Background: Normal wound healing processes have been shown to be altered in diabetes, and the effect of the diabetes on bone-to-implant contact (BIC) once osseointegration has been established is still unknown. The purpose of this study was to histologically evaluate the bone-to-implant contact in uncontrolled and insulin-controlled rats in which diabetes was induced following the establishment of osseointegration.
Methods: Thirty-two rats were assigned to eight different treatment groups of four each. Titanium plasma-sprayed (TPS) implants were placed in the femora of each animal, and allowed to osseointegrate for 28 days before diabetic induction.

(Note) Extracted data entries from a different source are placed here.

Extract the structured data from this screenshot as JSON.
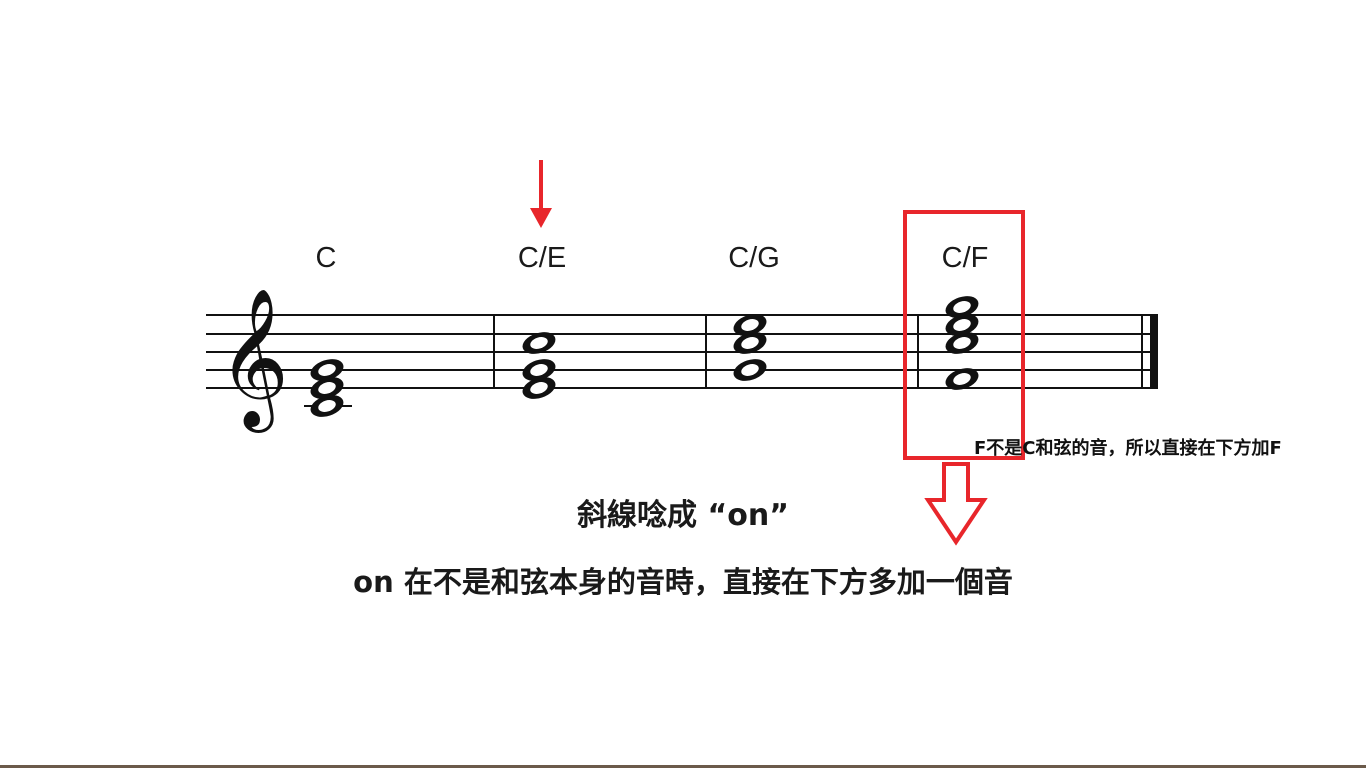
{
  "chords": [
    {
      "label": "C"
    },
    {
      "label": "C/E"
    },
    {
      "label": "C/G"
    },
    {
      "label": "C/F"
    }
  ],
  "captions": {
    "line1": "斜線唸成 “on”",
    "line2": "on 在不是和弦本身的音時，直接在下方多加一個音"
  },
  "annotation": {
    "text": "F不是C和弦的音，所以直接在下方加F"
  },
  "colors": {
    "accent_red": "#e8262b",
    "ink": "#111111"
  },
  "icons": {
    "pointer_arrow": "red-down-arrow-icon",
    "outline_arrow": "outline-down-arrow-icon",
    "clef": "treble-clef-icon"
  }
}
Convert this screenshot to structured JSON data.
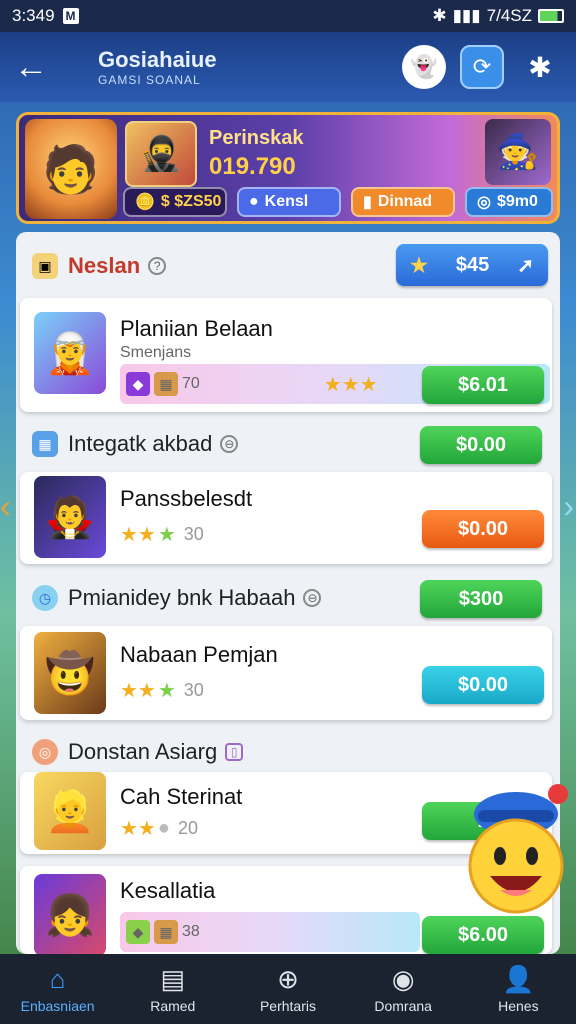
{
  "status_bar": {
    "time": "3:349",
    "right_text": "7/4SZ",
    "icons": [
      "mail-icon",
      "bluetooth-icon",
      "signal-icon",
      "battery-icon"
    ]
  },
  "header": {
    "title": "Gosiahaiue",
    "subtitle": "GAMSI SOANAL",
    "icons": [
      "back-arrow-icon",
      "ghost-icon",
      "sync-icon",
      "settings-icon"
    ]
  },
  "hero": {
    "name": "Perinskak",
    "score": "019.790",
    "chips": [
      "$ $ZS50",
      "Kensl",
      "Dinnad",
      "$9m0"
    ]
  },
  "sections": [
    {
      "title": "Neslan",
      "button": "$45",
      "card": {
        "title": "Planiian Belaan",
        "subtitle": "Smenjans",
        "strip_number": "70",
        "price": "$6.01"
      }
    },
    {
      "title": "Integatk akbad",
      "price": "$0.00",
      "card": {
        "title": "Panssbelesdt",
        "rating": "30",
        "price": "$0.00"
      }
    },
    {
      "title": "Pmianidey bnk Habaah",
      "price": "$300",
      "card": {
        "title": "Nabaan Pemjan",
        "rating": "30",
        "price": "$0.00"
      }
    },
    {
      "title": "Donstan Asiarg",
      "card": {
        "title": "Cah Sterinat",
        "rating": "20",
        "price": "1"
      }
    },
    {
      "card": {
        "title": "Kesallatia",
        "strip_number": "38",
        "price": "$6.00"
      }
    }
  ],
  "bottom_nav": [
    {
      "label": "Enbasniaen",
      "icon": "home-icon"
    },
    {
      "label": "Ramed",
      "icon": "cards-icon"
    },
    {
      "label": "Perhtaris",
      "icon": "plus-circle-icon"
    },
    {
      "label": "Domrana",
      "icon": "compass-icon"
    },
    {
      "label": "Henes",
      "icon": "profile-icon"
    }
  ],
  "colors": {
    "header": "#1d3f86",
    "accent_green": "#22a63a",
    "accent_orange": "#e85a12",
    "accent_cyan": "#1aa8c8",
    "nav_active": "#3ba0ff"
  }
}
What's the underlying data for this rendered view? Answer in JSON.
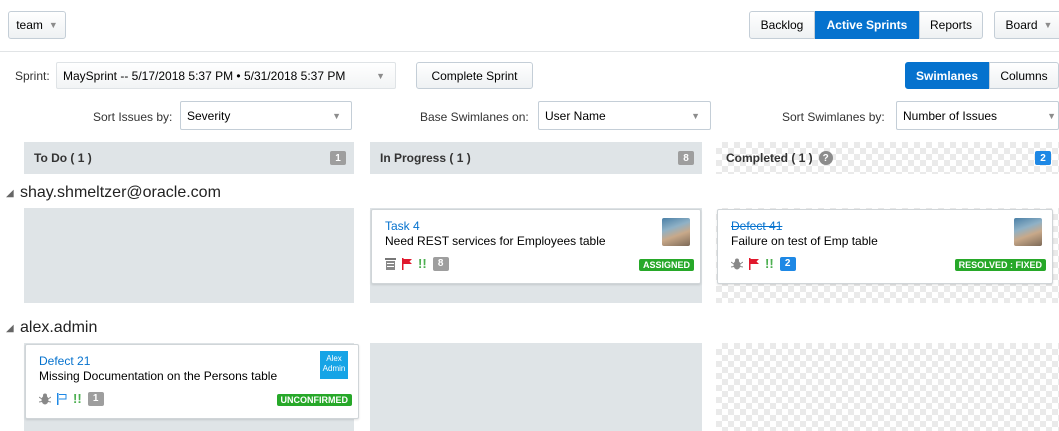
{
  "header": {
    "team_label": "team",
    "nav": [
      "Backlog",
      "Active Sprints",
      "Reports"
    ],
    "board_label": "Board"
  },
  "sprint": {
    "label": "Sprint:",
    "value": "MaySprint -- 5/17/2018 5:37 PM • 5/31/2018 5:37 PM",
    "complete_label": "Complete Sprint",
    "view_toggle": [
      "Swimlanes",
      "Columns"
    ]
  },
  "sort": {
    "issues_label": "Sort Issues by:",
    "issues_value": "Severity",
    "base_label": "Base Swimlanes on:",
    "base_value": "User Name",
    "swim_label": "Sort Swimlanes by:",
    "swim_value": "Number of Issues"
  },
  "columns": [
    {
      "title": "To Do ( 1 )",
      "count": "1"
    },
    {
      "title": "In Progress ( 1 )",
      "count": "8"
    },
    {
      "title": "Completed ( 1 )",
      "count": "2"
    }
  ],
  "help_glyph": "?",
  "lanes": [
    {
      "name": "shay.shmeltzer@oracle.com",
      "cards": [
        {
          "id": "Task 4",
          "summary": "Need REST services for Employees table",
          "count": "8",
          "status": "ASSIGNED",
          "type_icon": "task-icon"
        },
        {
          "id": "Defect 41",
          "summary": "Failure on test of Emp table",
          "count": "2",
          "status": "RESOLVED : FIXED",
          "type_icon": "bug-icon"
        }
      ]
    },
    {
      "name": "alex.admin",
      "cards": [
        {
          "id": "Defect 21",
          "summary": "Missing Documentation on the Persons table",
          "count": "1",
          "status": "UNCONFIRMED",
          "type_icon": "bug-icon",
          "avatar_text": "Alex Admin"
        }
      ]
    }
  ],
  "glyphs": {
    "lane_toggle": "◢",
    "priority": "!!"
  },
  "colors": {
    "accent": "#0572ce",
    "status_green": "#27a829",
    "count_blue": "#1e88e5",
    "header_gray": "#dfe4e7"
  }
}
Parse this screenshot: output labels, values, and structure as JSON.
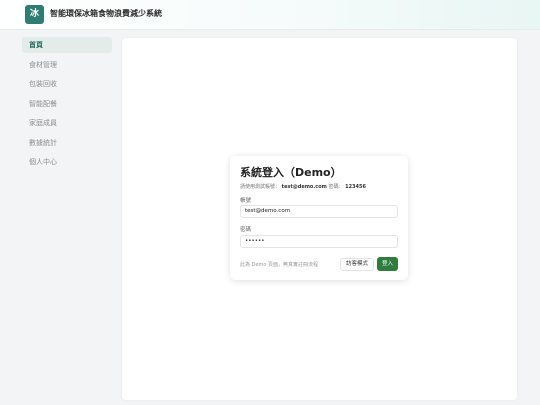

Daily insulin injections were given to four groups of rats and the other four groups received no insulin (uncontrolled). The rats were sacrificed at 1, 2, 3, and 4 months following diabetic induction.
Results: The results indicated that at 1, 2, 3, and 4 months, there was more BIC in the insulin-controlled groups compared to the uncontrolled groups. The differences were significantly greater at 2, 3, and 4 months (P < or =0.001).
Conclusions: This study demonstrated that osseointegrated dental implants in insulin-controlled diabetic rats maintained bone-to-implant contacts over a 4-month period. However, boneto- implant contact appears to decrease with time in uncontrolled diabetic rats.